Если взглянуть под предложенным академиком Лихачевым углом зрения на современную литературу, нетрудно заметить, что с начала 70-х годов наиболее активно изучаются две зоны национальной характерности. С одной стороны, типы, возникшие на основе многовекового развития и воплощающие лучшие черты народа. С другой — характеры, только-только появившиеся на национальном горизонте, и это, как правило, характеры отрицательные, испорченные цивилизацией. Причем пристрастный интерес к первым либо вовсе исключает, либо деформирует интерес ко вторым. Книги писателей, избравших в качестве объекта изучения и изображения столь разные характеры и типы, образовали что-то вроде двух полярных течений в нашей литературе. И если литературный «Гольфстрим» формируется стараниями тех, кто специализируется на исследовании глубинных слоев национальной психики, то «холод и льды», также существенным образом влияющие на климат «второй действительности», приносят книги охотников за новью.

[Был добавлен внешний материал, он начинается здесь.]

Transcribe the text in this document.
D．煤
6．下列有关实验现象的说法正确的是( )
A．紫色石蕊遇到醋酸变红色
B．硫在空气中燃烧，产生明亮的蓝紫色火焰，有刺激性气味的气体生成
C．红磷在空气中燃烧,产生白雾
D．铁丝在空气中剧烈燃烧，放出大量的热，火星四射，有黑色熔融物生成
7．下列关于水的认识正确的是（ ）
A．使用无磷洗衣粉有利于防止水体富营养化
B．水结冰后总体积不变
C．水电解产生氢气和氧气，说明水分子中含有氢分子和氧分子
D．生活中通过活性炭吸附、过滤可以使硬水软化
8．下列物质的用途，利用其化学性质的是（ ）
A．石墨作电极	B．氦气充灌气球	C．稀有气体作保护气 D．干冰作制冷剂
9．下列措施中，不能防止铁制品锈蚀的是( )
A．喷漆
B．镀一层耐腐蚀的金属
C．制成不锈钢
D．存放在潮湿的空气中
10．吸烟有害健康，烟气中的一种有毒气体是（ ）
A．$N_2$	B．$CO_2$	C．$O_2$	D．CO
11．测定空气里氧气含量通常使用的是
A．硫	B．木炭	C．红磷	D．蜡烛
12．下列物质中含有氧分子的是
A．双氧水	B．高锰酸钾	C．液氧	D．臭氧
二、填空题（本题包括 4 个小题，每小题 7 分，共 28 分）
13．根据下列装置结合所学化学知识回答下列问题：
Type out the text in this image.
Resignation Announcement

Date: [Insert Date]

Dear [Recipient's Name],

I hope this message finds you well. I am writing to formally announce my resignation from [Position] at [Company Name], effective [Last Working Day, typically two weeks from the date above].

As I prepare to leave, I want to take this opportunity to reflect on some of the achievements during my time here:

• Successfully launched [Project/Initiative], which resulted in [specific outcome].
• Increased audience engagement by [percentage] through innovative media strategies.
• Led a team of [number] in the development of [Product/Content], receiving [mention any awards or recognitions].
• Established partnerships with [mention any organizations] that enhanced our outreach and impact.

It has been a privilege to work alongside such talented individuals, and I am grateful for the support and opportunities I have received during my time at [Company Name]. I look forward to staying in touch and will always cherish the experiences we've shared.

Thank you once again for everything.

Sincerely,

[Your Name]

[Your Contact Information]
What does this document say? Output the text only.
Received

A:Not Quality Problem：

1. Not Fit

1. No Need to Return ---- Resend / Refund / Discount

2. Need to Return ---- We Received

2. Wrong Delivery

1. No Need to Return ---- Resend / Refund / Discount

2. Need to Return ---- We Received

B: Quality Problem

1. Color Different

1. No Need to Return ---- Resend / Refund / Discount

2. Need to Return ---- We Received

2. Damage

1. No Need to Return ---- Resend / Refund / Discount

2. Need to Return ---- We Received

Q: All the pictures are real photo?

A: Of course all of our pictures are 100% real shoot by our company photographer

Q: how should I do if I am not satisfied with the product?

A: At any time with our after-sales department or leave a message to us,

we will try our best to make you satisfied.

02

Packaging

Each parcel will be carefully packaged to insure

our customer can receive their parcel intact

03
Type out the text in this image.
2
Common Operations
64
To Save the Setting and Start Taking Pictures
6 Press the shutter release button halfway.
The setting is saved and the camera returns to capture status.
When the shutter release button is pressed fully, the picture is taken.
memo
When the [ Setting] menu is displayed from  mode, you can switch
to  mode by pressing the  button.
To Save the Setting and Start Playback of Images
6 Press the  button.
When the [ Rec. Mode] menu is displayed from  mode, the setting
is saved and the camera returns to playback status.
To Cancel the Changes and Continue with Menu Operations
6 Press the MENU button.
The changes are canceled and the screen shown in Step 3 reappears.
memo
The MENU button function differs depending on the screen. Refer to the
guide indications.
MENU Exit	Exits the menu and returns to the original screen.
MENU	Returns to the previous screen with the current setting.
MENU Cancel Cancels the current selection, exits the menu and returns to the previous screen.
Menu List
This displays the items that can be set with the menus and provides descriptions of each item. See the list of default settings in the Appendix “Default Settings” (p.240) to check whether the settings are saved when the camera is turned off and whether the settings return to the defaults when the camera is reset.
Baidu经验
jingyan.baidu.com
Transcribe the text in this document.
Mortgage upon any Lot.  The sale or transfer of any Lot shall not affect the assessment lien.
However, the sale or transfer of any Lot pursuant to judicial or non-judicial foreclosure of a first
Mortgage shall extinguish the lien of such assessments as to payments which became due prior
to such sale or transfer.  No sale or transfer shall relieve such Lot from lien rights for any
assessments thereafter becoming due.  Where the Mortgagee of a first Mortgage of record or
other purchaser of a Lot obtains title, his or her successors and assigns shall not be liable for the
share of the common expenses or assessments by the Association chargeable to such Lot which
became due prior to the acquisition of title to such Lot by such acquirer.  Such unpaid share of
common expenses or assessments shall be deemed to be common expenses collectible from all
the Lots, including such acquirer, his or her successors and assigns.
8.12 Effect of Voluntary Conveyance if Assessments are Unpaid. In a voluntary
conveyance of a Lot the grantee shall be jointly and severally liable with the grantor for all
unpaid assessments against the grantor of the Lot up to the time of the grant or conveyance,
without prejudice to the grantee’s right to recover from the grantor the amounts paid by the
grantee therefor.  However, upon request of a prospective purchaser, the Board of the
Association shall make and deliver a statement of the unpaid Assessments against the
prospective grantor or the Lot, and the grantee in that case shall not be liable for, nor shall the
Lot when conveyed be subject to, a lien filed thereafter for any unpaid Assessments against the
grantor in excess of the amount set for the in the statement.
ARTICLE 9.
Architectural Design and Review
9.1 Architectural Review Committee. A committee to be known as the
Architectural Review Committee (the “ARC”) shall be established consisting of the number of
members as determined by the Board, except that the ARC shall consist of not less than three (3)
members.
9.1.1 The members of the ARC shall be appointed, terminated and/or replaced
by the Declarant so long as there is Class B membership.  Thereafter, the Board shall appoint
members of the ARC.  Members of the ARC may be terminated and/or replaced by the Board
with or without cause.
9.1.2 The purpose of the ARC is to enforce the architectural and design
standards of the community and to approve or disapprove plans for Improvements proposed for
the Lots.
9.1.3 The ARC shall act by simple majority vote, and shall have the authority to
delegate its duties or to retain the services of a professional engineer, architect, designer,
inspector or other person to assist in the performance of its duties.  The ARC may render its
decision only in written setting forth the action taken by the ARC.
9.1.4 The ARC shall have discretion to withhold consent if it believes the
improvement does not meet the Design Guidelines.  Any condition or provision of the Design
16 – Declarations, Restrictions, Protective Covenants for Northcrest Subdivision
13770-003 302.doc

В. Маканин и тут — исключение из правила. В его творчестве теплое и холодное течение слились, перемешались. Больше того, он умеет видеть коренное, вечное под обманчивым обличьем сиюминутного. Что такое герой нашумевшей повести «Предтеча»? Модная игрушка городских полуинтеллигентов, не знающих, чем занять и утешить пустые и пугливые души? Или одетая в плоть квинтэссенция идей, «противостоящих технократическому и сциентистскому оптимизму» (так несколько витиевато, но по существу точно формулирует Алла Латынина самую длинную мысль «Предтечи».)
Ну а если копнуть поглубже? Не разглядим ли мы в этом странно-страшном старике еще и вековечный тип русского самородного таланта, а может быть, и вообще всякого дароносителя? Не того, конечно, что развивается, поддерживаемый и подпитываемый культурной грядкой, но того, что, словно диковинный цветок, беззаконно и безвременно вымахивает на забитом бытовыми отходами пустыре, чтобы тут же и сломаться под тяжестью своего чудо-венчика, ни в одном из определителей не числящегося?
А антилидер? Куренков? Смотрите, как точно вписывает его Аннинский в наше сверхсегодня, в одну соцграфу с распутинскими архаровцами заносит: «Ненависть ко всему, что хоть на волос выдается из ряда, поднимается над безличием: высовывается из общего „как все“… При всей выделанности этой блистательно просчитанной модели поведения мы чувствуем, как она реальна, и мы знаем, из какой невыдуманной барачной мглы вынесен этот опыт, этот почти биологический импульс…»
Все так… вроде бы так… Но почему же в барачной сей мгле ясно и четко просматривается зловещая фигура и еще одного антилидера — убийцы Лермонтова Николая Мартынова? А ведь он-то не из породы булгаковских «шариковых» (вспомните «Собачье сердце») и не из «ко всему привычных» «поселковых», а между тем похоже, что там, вдали, у подножия Машука, тот же самый «почти биологический импульс» «сработал»!
Вспомним и споры о рассказе «Гражданин убегающий». Самую емкую характеристику дал ему все тот же Лев Аннинский: и первопроходец может оказаться прохожим, а то и проходимцем. Но нет ли в поведении маканинского первопроходца, хищными ноздрями втягивающего запахи нетронутых пустых мест, некоего особого генетического коленца, этакого хромосомного корешка, уходящего в глубины российской истории? Откроем томик В. О. Ключевского:
«Наша история открывается тем явлением, что восточная ветвь славянства, потом разросшаяся в русский народ, вступает на русскую равнину из одного ее угла, с юго-запада… В продолжение многих веков этого славянского населения было далеко не достаточно, чтобы сплошь с некоторой равномерностью занять всю равнину… Оно распространялось по равнине не постепенно путем нарождения, не расселяясь, а переселяясь, переносилось птичьими перелетами из края в край, покидая насиженные места и садясь на новые». И далее: «История России есть история страны, которая колонизируется» 2.
Нет, нет, ни «дорогоманией», ни вульгарными житейскими резонами (мол, поскольку не жалко лаптей, убегаем от жены и от детей) снедающую Павла Алексеевича страсть к переселению из края в край, и все в том же — веками заданном восточном направлении («нужно было двигать куда-то восточнее, в самую глушь»), и все теми же птичьими перелетами, — пожалуй что и не объяснишь. Из каких же темных историко-генетических глубин-далей кричит в его почти умершей плоти это: «Но нельзя ли подальше? Дальше, ребята… Как можно дальше»?